De techniek van het digitale drukwerk was inmiddels verder ontwikkeld, waardoor de gedrukte tekst, vooral het lettertype, een stuk mooier was geworden. Ook was de grote tabel, die het leeuwendeel van de inhoud uitmaakte, nu verticaal gepositioneerd, zodat je meteen de juiste gegevens zag bij het openslaan van het boek. In de eerste editie was de tabel nog te breed voor de pagina en was dus verticaal afgedrukt, waardoor je het boek een kwartslag moest draaien om het goed te kunnen bekijken. Deze editie werd opnieuw zeer goed ontvangen en algemeen als een duidelijke verbetering ten opzichte van het eerste boek beschouwd. Enkele boekbesprekingen zijn hieronder te vinden. Let op de humor van Richard Rycroft, met wie ik sindsdien regelmatige contacten heb onderhouden, ook nu (2022) nog. 

 

Boekbesprekingen van de tweede editie van Patch testing (selectie)

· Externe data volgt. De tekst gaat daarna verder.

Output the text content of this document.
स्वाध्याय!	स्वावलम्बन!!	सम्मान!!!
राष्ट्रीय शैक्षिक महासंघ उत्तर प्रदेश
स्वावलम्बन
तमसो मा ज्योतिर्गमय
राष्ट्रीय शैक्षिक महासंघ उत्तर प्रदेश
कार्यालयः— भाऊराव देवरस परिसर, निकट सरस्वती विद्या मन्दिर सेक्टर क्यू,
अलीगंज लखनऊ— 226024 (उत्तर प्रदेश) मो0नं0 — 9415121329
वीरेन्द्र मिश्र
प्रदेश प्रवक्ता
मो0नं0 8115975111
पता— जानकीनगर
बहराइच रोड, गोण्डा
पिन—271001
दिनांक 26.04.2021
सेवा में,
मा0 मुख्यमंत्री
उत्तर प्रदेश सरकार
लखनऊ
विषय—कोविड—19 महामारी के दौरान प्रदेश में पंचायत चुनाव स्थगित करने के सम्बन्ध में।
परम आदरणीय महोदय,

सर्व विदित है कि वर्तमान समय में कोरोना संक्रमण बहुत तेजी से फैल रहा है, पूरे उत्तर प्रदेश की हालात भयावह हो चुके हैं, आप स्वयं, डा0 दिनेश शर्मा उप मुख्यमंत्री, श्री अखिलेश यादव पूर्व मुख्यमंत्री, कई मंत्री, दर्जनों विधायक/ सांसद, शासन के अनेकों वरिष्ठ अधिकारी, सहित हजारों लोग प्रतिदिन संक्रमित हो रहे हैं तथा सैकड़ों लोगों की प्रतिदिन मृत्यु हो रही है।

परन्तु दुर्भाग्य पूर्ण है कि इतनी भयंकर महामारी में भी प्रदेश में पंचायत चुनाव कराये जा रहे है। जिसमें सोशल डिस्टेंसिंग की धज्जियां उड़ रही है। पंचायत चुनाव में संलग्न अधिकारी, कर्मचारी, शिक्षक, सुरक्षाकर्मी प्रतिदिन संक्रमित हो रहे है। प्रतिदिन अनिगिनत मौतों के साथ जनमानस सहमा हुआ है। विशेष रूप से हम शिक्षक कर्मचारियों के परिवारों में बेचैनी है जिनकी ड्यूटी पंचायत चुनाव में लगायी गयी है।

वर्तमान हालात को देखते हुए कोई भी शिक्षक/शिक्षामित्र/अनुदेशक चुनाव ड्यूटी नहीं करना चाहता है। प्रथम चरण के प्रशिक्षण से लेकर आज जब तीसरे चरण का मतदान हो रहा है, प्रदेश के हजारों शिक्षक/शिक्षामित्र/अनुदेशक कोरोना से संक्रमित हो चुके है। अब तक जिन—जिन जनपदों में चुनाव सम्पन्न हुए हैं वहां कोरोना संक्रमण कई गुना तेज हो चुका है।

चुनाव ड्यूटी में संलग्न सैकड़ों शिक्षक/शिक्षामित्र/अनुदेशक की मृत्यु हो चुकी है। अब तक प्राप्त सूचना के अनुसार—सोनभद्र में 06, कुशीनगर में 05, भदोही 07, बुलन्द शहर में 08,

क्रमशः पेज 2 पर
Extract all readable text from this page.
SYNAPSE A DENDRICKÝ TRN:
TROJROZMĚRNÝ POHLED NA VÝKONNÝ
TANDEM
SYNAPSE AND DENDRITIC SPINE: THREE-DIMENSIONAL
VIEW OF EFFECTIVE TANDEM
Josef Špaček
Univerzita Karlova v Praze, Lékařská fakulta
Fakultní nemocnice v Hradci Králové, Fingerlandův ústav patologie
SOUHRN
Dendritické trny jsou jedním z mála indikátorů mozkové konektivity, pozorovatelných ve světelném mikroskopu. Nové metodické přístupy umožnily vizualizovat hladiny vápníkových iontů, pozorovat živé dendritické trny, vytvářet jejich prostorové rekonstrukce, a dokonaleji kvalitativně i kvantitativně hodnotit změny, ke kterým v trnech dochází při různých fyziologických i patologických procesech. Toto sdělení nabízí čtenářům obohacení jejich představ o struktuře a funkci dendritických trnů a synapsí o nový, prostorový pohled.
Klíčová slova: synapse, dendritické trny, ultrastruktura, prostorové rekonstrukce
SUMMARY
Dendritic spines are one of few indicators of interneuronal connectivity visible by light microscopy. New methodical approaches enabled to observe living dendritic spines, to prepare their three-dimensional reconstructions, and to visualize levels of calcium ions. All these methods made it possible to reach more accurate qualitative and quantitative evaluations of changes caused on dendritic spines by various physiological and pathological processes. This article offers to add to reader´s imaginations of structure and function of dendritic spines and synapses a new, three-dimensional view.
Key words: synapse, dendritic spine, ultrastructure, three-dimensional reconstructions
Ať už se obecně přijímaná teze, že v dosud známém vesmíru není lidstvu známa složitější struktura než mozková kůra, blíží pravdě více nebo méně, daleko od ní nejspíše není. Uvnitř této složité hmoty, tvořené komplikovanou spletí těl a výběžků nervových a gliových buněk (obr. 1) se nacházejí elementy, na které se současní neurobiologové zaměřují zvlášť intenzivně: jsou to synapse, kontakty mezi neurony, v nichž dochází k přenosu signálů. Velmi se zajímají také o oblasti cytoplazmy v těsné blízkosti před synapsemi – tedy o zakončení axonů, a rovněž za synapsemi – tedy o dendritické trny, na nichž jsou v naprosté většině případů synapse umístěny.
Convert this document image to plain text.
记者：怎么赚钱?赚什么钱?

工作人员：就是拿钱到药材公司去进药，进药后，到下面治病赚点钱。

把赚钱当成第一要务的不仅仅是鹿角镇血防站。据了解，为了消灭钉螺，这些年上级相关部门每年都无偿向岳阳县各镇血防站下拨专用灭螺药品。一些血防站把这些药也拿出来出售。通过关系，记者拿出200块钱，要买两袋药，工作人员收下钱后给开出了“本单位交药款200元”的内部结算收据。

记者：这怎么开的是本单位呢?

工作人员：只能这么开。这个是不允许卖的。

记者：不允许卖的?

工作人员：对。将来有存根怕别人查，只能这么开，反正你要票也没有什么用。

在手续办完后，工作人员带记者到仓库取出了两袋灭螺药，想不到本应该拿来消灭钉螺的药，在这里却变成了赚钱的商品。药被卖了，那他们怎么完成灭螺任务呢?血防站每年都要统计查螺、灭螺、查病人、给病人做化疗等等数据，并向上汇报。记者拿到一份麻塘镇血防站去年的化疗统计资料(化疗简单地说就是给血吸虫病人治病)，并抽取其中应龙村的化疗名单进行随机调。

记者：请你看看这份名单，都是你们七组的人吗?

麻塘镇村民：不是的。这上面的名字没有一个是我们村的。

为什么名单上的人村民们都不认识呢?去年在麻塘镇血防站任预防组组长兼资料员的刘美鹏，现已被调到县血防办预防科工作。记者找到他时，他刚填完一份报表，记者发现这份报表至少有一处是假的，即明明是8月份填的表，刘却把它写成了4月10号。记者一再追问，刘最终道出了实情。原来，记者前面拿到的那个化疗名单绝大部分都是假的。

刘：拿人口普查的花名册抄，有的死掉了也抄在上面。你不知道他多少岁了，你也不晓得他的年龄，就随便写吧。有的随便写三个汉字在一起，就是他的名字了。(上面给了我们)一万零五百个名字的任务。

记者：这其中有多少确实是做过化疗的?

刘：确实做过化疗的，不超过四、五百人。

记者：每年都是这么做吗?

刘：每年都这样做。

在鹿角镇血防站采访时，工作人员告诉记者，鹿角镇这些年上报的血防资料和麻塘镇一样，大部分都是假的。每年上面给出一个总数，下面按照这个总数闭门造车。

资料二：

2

American Journal of Contact Dermatitis 1995;6:130

In an age of burgeoning medical publications, few are unique. However, the second edition of this book is. This book would be worth its cover price for its chemical synonyms alone. As with the first edition, the book is largely devoted to ‘Table 1’, which develops patch testing concentrations for 3,700 chemicals that are derived from the world’s textbooks and journal literature devoted to contact dermatitis. ………In addition to almost 1,000 more chemicals, the second edition of this book has a format that makes it much more accessible than the first edition. The print is clear, the binding is superb, and I found no typographical errors. De Groot must surely have the largest database of anyone interested in contact dermatitis. Few books are essential in medical practice. If you perform patch testing at all, you should own this book.

FRANCESS J. STORRS

 

Uitverkocht en Elsevier laat niets van zich horen

In 2006 kreeg ik een mailtje van een dermatoloog uit Zuid-Korea. Hij wilde een exemplaar van Patch testing, 2e editie aanschaffen, maar kreeg het bericht van de boekhandel dat het boek niet meer leverbaar was. Ik heb toen contact opgenomen met Elsevier Amsterdam. Ik werd doorverwezen naar Elsevier Oxford, omdat de betreffende afdeling nu daar gevestigd was. Gemaild: geen reactie. Gebeld: het was hun afdeling niet, en ik werd geadviseerd om navraag te doen bij Elsevier te Londen, gevestigd aan The Strand. Zucht ………Mailtje gestuurd: geen reactie. De telefoon maar weer opgepakt en een vriendelijke dame met een knal van een Cockney accent (wat me verbaasde, voor een internationaal bedrijf) legde me uit dat dit boek niet tot hun afdeling behoorde, ik moest maar contact opnemen met ……Elsevier Amsterdam. Een klassiek voorbeeld van ''van het kastje naar de muur'' of, het speelde zich immers voor een deel in het Verenigd Koninkrijk af: from pillar to post.

Uiteindelijk heeft Amsterdam het voor me uitgezocht en het bleek dat het boek inderdaad al enige tijd uitverkocht was. Maar blijkbaar was het aantal verkochte boeken in de recente periode zo klein, dat een nieuwe editie commercieel niet haalbaar werd geacht. Men voelde zich blijkbaar niet verplicht om de auteur daarvan op de hoogte te brengen.